This morning (my time) there was a large earthquake in central Honshu. Here is the USGS page for this earthquake. The earthquake hypocentral depth is shallow, giving rise to the likelihood of damage to infrastructure and people.
Here is a map of the region, showing the epicenter in orange, near Nangano. This earthquake occurred along the Itoigawa-Shizuoka Tectonic Line, a convergent plate boundary between the Eurasian/Amurian plate and the North America/Okhotsk plates. This earthquake is in the region where this fault zone flips vergence (in the south it dips to the southwest and to the north it dips to the northeast. This is where the Niigata-Kobe fold and thrust belt meets the mobile belt of the east margin of the Japan Sea.
This is the moment tensor, which is interesting in that it is not evidently parallel to the tectonic boundary of this region. The main tectonic boundary is complicated here and changes strike and also incorporates some strike slip faulting.
Here is an illustration showing the subduction zones and how they meet near Honshu.

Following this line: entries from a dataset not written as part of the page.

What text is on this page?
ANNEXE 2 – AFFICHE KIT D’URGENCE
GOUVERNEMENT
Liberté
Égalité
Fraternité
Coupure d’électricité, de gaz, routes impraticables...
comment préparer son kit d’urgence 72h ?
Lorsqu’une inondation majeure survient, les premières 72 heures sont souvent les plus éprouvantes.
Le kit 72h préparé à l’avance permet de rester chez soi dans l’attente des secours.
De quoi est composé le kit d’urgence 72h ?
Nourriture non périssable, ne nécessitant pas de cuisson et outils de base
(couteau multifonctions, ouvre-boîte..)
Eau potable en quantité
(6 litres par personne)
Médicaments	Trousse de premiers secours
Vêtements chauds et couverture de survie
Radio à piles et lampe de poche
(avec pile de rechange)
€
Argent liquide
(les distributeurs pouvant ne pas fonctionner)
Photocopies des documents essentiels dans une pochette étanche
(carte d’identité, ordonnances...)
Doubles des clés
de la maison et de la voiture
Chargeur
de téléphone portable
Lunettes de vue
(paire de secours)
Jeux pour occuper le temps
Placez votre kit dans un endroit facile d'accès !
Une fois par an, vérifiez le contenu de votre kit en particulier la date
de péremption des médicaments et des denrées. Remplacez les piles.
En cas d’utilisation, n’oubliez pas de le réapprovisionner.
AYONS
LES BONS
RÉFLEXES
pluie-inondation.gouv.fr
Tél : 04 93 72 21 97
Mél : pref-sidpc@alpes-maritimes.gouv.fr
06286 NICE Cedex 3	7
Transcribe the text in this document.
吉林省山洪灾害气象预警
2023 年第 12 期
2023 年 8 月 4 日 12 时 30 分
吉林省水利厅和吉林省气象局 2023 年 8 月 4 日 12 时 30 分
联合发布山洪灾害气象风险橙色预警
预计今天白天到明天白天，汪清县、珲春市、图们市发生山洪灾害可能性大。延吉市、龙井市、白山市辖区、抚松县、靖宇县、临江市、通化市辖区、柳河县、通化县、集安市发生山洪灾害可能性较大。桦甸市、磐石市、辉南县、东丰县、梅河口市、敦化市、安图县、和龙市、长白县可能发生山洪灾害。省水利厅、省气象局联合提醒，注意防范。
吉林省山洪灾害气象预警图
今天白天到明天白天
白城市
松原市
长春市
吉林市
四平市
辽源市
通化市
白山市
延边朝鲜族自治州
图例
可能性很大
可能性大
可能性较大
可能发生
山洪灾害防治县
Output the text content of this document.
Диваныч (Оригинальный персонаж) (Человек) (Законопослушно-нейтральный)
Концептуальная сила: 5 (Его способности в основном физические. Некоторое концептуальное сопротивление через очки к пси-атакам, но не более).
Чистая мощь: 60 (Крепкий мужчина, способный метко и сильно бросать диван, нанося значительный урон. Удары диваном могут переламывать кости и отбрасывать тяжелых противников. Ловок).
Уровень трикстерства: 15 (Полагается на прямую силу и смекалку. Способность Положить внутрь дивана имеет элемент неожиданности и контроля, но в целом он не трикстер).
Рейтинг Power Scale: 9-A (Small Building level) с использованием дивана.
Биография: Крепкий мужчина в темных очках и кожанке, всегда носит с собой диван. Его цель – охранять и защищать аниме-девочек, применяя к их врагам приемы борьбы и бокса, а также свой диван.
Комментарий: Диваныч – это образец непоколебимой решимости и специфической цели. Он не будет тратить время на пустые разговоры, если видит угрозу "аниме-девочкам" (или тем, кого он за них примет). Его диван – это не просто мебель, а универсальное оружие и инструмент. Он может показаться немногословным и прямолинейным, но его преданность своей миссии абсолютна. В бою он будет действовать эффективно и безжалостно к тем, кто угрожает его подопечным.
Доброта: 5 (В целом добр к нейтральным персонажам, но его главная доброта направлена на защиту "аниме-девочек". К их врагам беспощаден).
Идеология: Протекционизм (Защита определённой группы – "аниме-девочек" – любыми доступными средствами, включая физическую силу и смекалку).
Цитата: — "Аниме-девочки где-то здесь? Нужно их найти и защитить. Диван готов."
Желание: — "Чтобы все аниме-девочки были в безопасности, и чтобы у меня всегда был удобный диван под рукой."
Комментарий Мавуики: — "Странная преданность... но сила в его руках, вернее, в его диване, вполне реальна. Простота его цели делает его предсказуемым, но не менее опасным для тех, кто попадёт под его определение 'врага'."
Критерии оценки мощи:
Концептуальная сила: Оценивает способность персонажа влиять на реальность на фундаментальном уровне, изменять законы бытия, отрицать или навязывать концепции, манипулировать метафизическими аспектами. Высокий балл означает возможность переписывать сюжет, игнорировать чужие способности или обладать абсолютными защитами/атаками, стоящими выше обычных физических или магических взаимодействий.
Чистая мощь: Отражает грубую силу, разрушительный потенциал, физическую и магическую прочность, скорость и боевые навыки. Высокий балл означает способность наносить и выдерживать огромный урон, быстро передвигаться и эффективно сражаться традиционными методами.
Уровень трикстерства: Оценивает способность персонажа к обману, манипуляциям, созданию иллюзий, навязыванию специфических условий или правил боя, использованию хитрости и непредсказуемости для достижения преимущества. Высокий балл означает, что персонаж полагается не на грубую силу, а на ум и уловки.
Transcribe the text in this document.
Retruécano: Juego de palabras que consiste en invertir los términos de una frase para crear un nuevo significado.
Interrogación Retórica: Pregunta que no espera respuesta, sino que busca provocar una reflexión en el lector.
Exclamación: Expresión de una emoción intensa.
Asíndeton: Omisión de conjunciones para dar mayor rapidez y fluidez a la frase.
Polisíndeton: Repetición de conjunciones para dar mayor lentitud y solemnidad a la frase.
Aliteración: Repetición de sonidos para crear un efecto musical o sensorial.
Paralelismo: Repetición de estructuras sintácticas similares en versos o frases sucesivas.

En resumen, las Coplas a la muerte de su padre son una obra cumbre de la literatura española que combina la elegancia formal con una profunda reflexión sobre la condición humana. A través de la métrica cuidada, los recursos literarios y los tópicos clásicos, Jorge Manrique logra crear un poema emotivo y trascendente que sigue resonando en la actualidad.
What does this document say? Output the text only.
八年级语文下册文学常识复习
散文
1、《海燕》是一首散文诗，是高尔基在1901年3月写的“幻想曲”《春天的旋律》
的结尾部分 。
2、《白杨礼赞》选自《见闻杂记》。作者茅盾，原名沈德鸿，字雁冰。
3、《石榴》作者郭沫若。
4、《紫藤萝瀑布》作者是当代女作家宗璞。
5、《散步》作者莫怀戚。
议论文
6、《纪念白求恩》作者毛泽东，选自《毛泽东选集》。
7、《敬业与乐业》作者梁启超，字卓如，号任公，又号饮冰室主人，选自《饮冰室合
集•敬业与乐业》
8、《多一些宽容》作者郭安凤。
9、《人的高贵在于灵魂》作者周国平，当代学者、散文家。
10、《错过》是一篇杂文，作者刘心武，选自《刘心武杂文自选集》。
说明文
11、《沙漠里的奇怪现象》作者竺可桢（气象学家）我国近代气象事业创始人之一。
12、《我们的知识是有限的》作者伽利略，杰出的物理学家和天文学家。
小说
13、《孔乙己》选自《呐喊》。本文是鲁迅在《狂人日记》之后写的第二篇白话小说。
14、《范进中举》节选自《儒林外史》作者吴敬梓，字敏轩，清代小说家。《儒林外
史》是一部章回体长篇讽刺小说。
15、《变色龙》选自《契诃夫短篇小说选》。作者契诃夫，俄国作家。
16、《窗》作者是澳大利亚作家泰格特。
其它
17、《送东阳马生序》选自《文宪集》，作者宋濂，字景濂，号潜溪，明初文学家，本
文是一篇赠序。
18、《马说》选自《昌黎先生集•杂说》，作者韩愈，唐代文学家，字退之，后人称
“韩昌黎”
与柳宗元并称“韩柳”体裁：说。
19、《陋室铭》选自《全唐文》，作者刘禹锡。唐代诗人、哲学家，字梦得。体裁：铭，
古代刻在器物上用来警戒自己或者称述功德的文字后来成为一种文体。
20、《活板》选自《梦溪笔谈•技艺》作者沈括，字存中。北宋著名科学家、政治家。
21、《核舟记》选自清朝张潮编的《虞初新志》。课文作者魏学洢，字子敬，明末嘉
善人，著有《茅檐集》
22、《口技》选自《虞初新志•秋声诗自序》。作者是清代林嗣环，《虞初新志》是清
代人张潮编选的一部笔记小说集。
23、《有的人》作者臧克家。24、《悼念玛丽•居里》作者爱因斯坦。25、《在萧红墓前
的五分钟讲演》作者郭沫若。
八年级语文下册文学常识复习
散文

This image is from here.
This map shows the current tectonic configuration of this region, along with some inherited features from the tectonic past (e.g. green lines). This is from NUMO’s report: “Evaluating Site Suitability for a HLW Repository (Scientific Background and Practical Application of NUMO’s Siting Factors), NUMO-TR-04-04.”
Here is the attenuation plot, showing how the shaking intensity drops off with distance from the earthquake. Note how the real data (dots) match with the attenuation curve that was developed using seismicity in California, rather than the curve using central and eastern USA seismicity. Think about why you think this is.